Rhys Schofield, managing director at Derbyshire-based mortgage advisors Peak Money:
“Funnily enough, the back seems to have been broken on inflation not because the BOE successfully made normal peoples lives difficult with rate rises but because a lot of stuff such as gas and fuel had got a lot cheaper on a global level. You have to question was it, and is the misery worth it?”
Graham Cox, founder of the Bristol-based broker, SelfEmployedMortgageHub.com:
“Whilst only a small drop in December, two consecutive months of falling inflation figures is great news. The tide may finally be turning, which may allow the Bank of England to hold off on a base rate rise on February 2nd, though I suspect a small rise of 0.25-0.5% is more likely.
“If the base rate is held at 3.5%, then it’s possible fixed-rate mortgages could drop to 4.25-4.5% for borrowers with large amounts of equity and pristine credit scores.
“Competition amongst lenders is fierce as the housing market cools, so we could see banks and building societies accept skinny margins for a while to maintain market share.”
Lee Johnson, director at Worthing-based broker, Willow Private Finance:
“Since the end of last year, we have seen a weekly reduction by high street and challenger banks in their mortgage rates. Some reductions have been far larger than we had seen in previous years. UK inflation reductions will have an impact as a large part of the decision-making process for lenders is sentiment based. Meaning that confidence in the economy and the decisions that underpin it will influence their concept of risk. In addition, the competition between lenders has increased significantly since September 2022 when the decoupling of the OIS (Overnight Index Swap) rates appeared in response to the mini-budget. This allowed lenders far more flexibility as lenders have more freedom to set their own rates and terms, which can potentially lead to more customized mortgage products and better terms for borrowers.”
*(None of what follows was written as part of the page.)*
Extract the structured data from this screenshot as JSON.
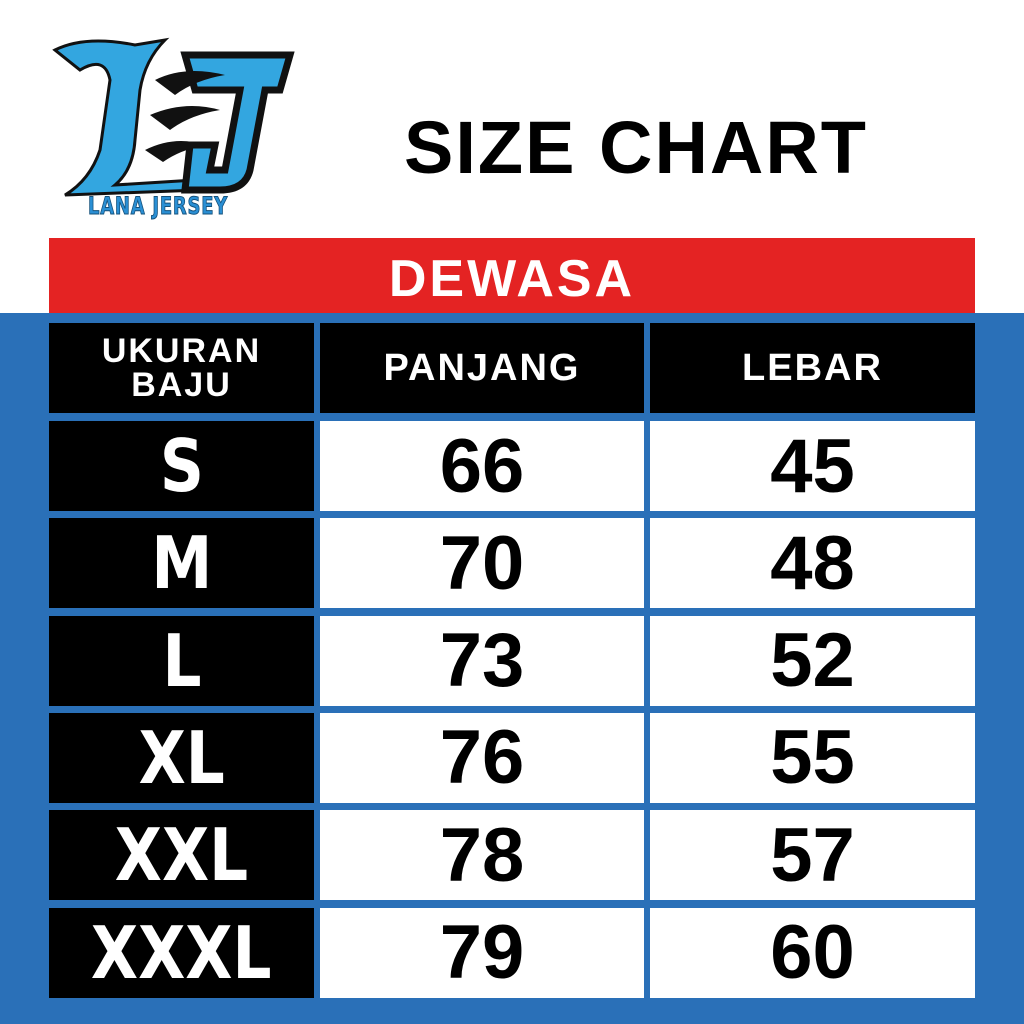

Jonathan Burridge, founding adviser at hybrid mortgage adviser, We Are Money:
“Perhaps the doom and gloom mongers (of which I was one) were over-egging the forecasts. Perhaps it will turn out that we have had a bump in the road and all will smooth back down. Mortgage fixed rate pricing is behaving as expected and we will see rates drop some more and they are likely to wriggle around for a while. Base rate will rise, perhaps not as much as some had forecast. It is still too early to think we are out of the woods.”